Beehive/Bear Obs.
We took our level 1 course up to the ridge between Beehive and Bear Basin. Skies oscillated between overcast and broken as light snow fell throughout the day with little to no accumulation. Winds were generally light, and no snow was being actively transported.
We descended a low angle east aspect down to about 8500' and found quality surface conditions and fun turns. This week's snow comprised the upper 35 cm of the snowpack, was right side up, and generally well-bonded to the new/old interface below. Hand shears, up-track tests, and small test slopes were non-reactive. We avoided any sustained slopes over 30 degrees and we saw no obvious signs of instability during our tour.

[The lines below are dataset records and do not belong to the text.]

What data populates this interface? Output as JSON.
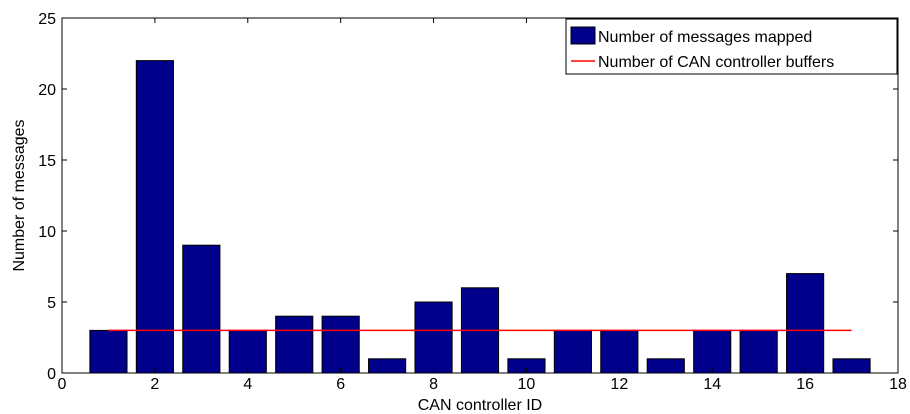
{
  "chart_data": {
    "type": "bar",
    "xlabel": "CAN controller ID",
    "ylabel": "Number of messages",
    "xlim": [
      0,
      18
    ],
    "ylim": [
      0,
      25
    ],
    "xticks": [
      0,
      2,
      4,
      6,
      8,
      10,
      12,
      14,
      16,
      18
    ],
    "yticks": [
      0,
      5,
      10,
      15,
      20,
      25
    ],
    "grid": false,
    "legend_position": "top-right",
    "series": [
      {
        "name": "Number of messages mapped",
        "kind": "bar",
        "color": "#00008b",
        "x": [
          1,
          2,
          3,
          4,
          5,
          6,
          7,
          8,
          9,
          10,
          11,
          12,
          13,
          14,
          15,
          16,
          17
        ],
        "values": [
          3,
          22,
          9,
          3,
          4,
          4,
          1,
          5,
          6,
          1,
          3,
          3,
          1,
          3,
          3,
          7,
          1
        ]
      },
      {
        "name": "Number of CAN controller buffers",
        "kind": "line",
        "color": "#ff0000",
        "x": [
          1,
          17
        ],
        "values": [
          3,
          3
        ]
      }
    ]
  }
}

We dug two quick pits and performed an ECT in each. We found very similar poor structure in both pits and both ECT's propagated across the column within a layer of soft facets about 18" below the surface.
East aspect @ 8500', 28 degree slope
HS 90 - ECTP24 @ 44 cm
90-55 F>4F>1F - This week's snow
55-50 - P - Rounded Grains - January snow
50-35 - F - Facets
35-33 - 4F - Decomposing Crust/Facets
33-20 - F - Facets
20-Gnd - 1F - DH/Facets
East aspect @ 9100', 12 degree slope
HS 88 - ECTP11 @ 43 cm within a layer of fist-hard facets
Very similar structure to above, except for a 2 cm pencil hard MFcr at the interface below this week's snow capping a few cm of pencil hard rounds from January.
Fist-hard facet layer began at 47 cm and transitioned to 4F DH at 20 cm, with large and striated crystals visible to the naked eye.